No sé si ya lo conté, si lo he apuntado en alguna parte, aún así, tengo ganas de rememorarlo, eran tiempos difíciles, demasiado para vivirlos de niño.
Recuerdo, cuando con puntualidad meridiana alguien preguntaba por el regalo de Reyes; como un resorte, que lleva una vida esperando saltar -¡un coche de pedales!-; año tras año, siempre pedía lo mismo...
Alguien te miraba con aquellos ojos de... ¡algún día!, y con esa sonrisa que sólo ella sabía, te dejaba sumido en tus pensamientos, te veía, casi que palpaba, tu imaginación, correteando, dando pedales, yendo más allá del infinito, disfrutando el todavía imaginario juguete.

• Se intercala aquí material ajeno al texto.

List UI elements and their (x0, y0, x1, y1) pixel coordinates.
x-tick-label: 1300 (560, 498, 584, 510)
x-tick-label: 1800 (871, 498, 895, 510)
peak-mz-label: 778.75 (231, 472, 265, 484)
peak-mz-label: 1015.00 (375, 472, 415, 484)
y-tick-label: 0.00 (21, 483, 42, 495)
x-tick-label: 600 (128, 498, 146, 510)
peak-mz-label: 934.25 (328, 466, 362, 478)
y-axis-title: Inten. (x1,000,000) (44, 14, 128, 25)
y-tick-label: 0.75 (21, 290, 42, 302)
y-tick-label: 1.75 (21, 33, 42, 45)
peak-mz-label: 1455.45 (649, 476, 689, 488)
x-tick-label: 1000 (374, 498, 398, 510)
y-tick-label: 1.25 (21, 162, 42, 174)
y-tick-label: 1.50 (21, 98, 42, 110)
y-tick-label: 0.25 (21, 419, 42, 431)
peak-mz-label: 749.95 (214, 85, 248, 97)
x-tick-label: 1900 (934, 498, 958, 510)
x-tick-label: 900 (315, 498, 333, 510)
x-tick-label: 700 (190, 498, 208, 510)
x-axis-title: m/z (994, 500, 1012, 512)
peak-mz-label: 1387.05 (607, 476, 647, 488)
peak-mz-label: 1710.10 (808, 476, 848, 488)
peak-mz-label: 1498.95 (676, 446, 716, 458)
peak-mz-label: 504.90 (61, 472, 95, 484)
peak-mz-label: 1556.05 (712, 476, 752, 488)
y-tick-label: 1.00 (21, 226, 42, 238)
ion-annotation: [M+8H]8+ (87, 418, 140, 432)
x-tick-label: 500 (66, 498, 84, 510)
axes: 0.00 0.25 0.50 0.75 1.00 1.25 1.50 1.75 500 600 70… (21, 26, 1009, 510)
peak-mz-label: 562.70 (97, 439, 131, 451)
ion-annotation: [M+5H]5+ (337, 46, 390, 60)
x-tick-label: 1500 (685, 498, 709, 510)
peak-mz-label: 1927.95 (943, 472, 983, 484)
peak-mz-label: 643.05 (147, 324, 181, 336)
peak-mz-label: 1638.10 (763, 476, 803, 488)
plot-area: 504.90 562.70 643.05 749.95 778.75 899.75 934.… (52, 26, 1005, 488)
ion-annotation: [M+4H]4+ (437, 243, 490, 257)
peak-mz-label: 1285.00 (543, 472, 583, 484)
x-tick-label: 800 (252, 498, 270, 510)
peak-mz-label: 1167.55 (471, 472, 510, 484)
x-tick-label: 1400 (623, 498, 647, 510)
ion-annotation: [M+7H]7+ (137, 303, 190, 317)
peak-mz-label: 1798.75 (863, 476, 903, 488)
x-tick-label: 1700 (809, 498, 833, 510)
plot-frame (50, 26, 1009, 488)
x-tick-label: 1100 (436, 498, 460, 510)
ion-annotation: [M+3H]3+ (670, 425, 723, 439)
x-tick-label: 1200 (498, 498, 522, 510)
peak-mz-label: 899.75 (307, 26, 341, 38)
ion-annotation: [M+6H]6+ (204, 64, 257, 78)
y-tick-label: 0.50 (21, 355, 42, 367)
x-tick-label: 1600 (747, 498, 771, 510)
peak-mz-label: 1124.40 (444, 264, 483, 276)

Llegaba la noche mágica, esa en la que, todos, nos íbamos temprano a soñar en nuestro ansiado regalo; el sueño te podía, el frío de aquellos lares provocaba tu cansancio, luego -acurrucado- ya dormías para soñar, para disfrutarlo intensamente.
El primer toque de campana, a misa tempranera, provocaba el grito ¿han venido los reyes?, bajabas la escalera, a mil por hora, desbocado, a ver ¡qué te habían traído!, y... -allí no estaba-, tu ilusión rota en mil pedazos; ellos sabían cómo hacerte olvidar y provocar la ilusión ante una nueva montaña de regalos.
Luego, ya en la calle, con tu pistola nueva, con tu pelota -víctima de millones de patadas-, con todas tus ganas, te quedaba el último regalo, ver como el niño de los ricos, sí tenía un coche de pedales; y tú, gozar del privilegio de tocarlo, de empujarlo en una carrera loca, calle abajo, hasta el infinito.